Friday, June 12, 2015

Belated RIP: Gobbler Architect Helmut Ajango

The saying goes, one should never wait too long to contact (or re-contact) long-lost friends or relatives; the same could be said of long-admired artists, like Helmut Ajango, architect of the Gobbler Restaurant and Motel, who passed away November 2013. You never know when you'll lose your only chance. I'd mused on the idea of sending Mr. Ajango a postcard or letter telling him how much I admired the Gobbler's design and how much interest the building continued to inspire decades on. I'm sure he already knew, judging from the number of Web references to his designs steadily amassing over the past decade or so. Of course, the Gobbler was only one of many dozens of striking buildings, homes, banks, and churches he dreamed up on his drafting table that still bring a touch of bygone-era beauty to towns and cities across the Midwest. I never sent that card, but wish I had. RIP, Mr. Ajango. Image courtesy


Anthony Thompson said...

I tried calling his office several times in early 2012 to arrange a meeting and to discuss photographing his drawings and models, etc. The phone wasn't answered and I never got a response to my voicemails. I'm a persistent kind of guy, so I stopped by his office on my way to Milwaukee one morning in June (2012?). The office wasn't open. But a waitress at a nearby diner said that his office was still functioning (though she seemed a bit vague in her knowledge).

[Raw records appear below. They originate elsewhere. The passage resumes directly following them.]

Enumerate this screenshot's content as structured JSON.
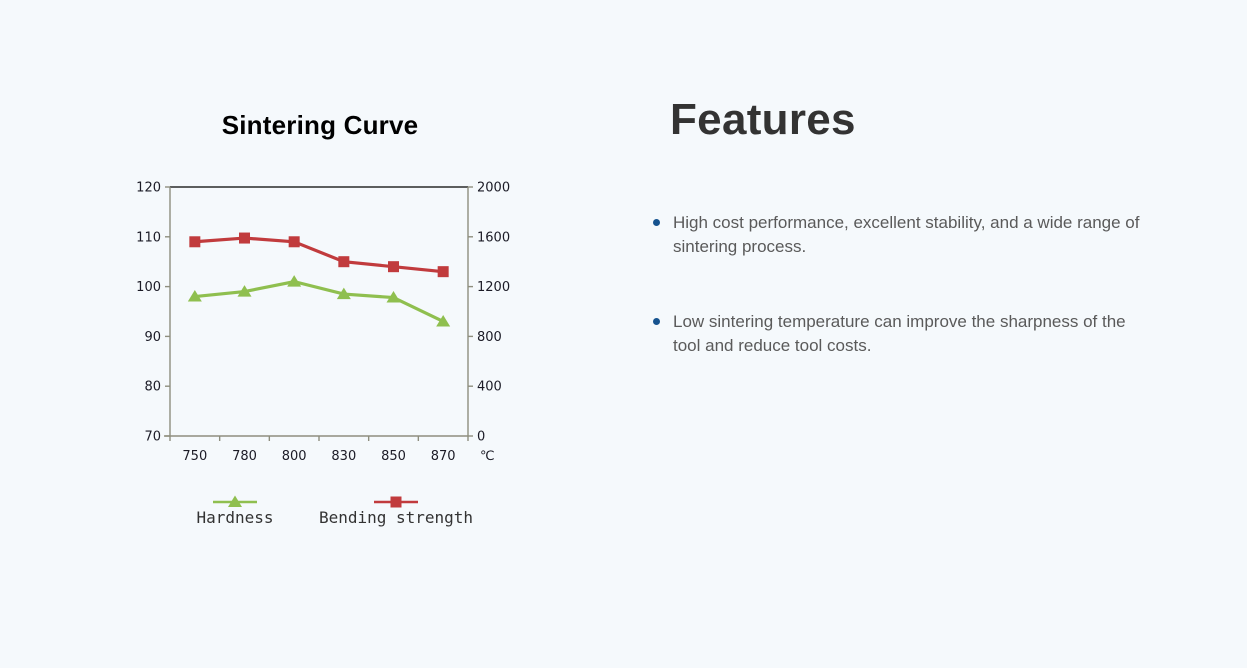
{
  "colors": {
    "page_background": "#f5f9fc",
    "chart_title": "#000000",
    "axis_border": "#8e8e7e",
    "axis_top_border": "#2a2a2a",
    "tick_label": "#1b1b26",
    "legend_label": "#333333",
    "features_heading": "#333333",
    "feature_text": "#5a5a5a",
    "bullet_dot": "#16538f",
    "hardness_green": "#8fbf4f",
    "bending_red": "#c13b3d"
  },
  "chart_data": {
    "type": "line",
    "title": "Sintering Curve",
    "categories": [
      "750",
      "780",
      "800",
      "830",
      "850",
      "870"
    ],
    "x_unit": "℃",
    "left_axis": {
      "ticks": [
        "120",
        "110",
        "100",
        "90",
        "80",
        "70"
      ],
      "range": [
        70,
        120
      ]
    },
    "right_axis": {
      "ticks": [
        "2000",
        "1600",
        "1200",
        "800",
        "400",
        "0"
      ],
      "range": [
        0,
        2000
      ]
    },
    "series": [
      {
        "name": "Hardness",
        "axis": "left",
        "color": "#8fbf4f",
        "marker": "triangle",
        "values": [
          98,
          99,
          101,
          98.5,
          97.8,
          93
        ]
      },
      {
        "name": "Bending strength",
        "axis": "right",
        "color": "#c13b3d",
        "marker": "square",
        "values": [
          1560,
          1590,
          1560,
          1400,
          1360,
          1320
        ]
      }
    ],
    "legend_position": "bottom",
    "grid": false
  },
  "features": {
    "heading": "Features",
    "items": [
      "High cost performance, excellent stability, and a wide range of sintering process.",
      "Low sintering temperature can improve the sharpness of the tool and reduce tool costs."
    ]
  }
}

Last year I drove by again (knowing that he had passed). His office location is now a karate studio. Knowing now (from your blog) that his wife and son have also passed I wonder what became of his archives. Did those wonderful drawings and models end up in a dumpster?

Lenka Reznicek said...

Thank you for your comment, Anthony Thompson, and for making the effort to contact Mr. Ajango back then. I've heard anecdotally that he'd suffered from a lengthy illness that would have prevented him from working, perhaps explaining the unanswered phone messages. I also wonder what happened to Ajango's drawings and models; they would have had tremendous historical value.